No such rescission shall affect any subsequent default or impair any right consequent thereon.
Section 5.3. Collection of Indebtedness and Suits for Enforcement by Trustee.
The Company covenants that if:
(1) default is made in the payment of any installment of interest on any Security when
such interest becomes due and payable and such default continues for a period of 60 days, or
(2) default is made in the payment of the principal of (or premium, if any, on) any
Security at the Maturity thereof,
the Company will, upon demand of the Trustee, pay to it, for the benefit of the Holders of such
Securities, the whole amount then due and payable on such Securities for principal and any premium
and interest and, to the extent that payment of such interest shall be legally enforceable,
interest on any overdue principal and any premium and on any overdue interest, at the rate or rates
prescribed therefor in such Securities, and, in addition thereto, such further amount as shall be
sufficient to cover the costs and expenses of collection, including the reasonable compensation,
expenses, disbursements and advances of the Trustee, its agents and counsel.

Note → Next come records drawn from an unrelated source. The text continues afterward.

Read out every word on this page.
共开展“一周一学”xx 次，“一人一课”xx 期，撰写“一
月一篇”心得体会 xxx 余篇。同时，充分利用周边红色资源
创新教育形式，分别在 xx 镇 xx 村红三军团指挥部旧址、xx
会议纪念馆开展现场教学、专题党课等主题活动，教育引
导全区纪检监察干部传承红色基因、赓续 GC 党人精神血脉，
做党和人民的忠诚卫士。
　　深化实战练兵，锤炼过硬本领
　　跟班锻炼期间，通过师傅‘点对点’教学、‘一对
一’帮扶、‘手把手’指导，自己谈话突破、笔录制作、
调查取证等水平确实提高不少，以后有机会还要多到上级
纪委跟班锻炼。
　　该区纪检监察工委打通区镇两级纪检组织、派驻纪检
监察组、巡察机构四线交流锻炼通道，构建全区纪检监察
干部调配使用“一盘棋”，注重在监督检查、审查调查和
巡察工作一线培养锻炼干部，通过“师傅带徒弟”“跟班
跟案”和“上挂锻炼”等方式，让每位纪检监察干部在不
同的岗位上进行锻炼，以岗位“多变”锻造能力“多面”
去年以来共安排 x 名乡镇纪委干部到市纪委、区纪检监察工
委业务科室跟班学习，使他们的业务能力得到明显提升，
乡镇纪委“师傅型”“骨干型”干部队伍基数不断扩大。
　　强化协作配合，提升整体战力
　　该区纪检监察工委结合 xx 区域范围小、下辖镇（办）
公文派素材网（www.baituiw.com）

If the Company fails to pay such amounts forthwith upon such demand, the Trustee, in its own
name and as trustee of an express trust, may institute a judicial proceeding for the collection of
the sums so due and unpaid, may prosecute such proceeding to judgment or final decree and may
enforce the same against the Company or, if applicable, the Guarantor or any other obligor upon
such Securities and collect
the moneys adjudged or decreed to be payable in the manner provided by law out of the property of
the Company or, if applicable, the Guarantor or any other obligor upon such Securities, wherever
situated.
If an Event of Default with respect to Securities of any series occurs and is continuing, the
Trustee may in its discretion proceed to protect and enforce its rights and the rights of the
Holders of Securities of such series by such appropriate judicial proceedings as the Trustee shall
deem most effectual to protect and enforce any such rights, whether for the specific enforcement of
any covenant or agreement in this Indenture or in aid of the exercise of any power granted herein,
or to enforce any other proper remedy.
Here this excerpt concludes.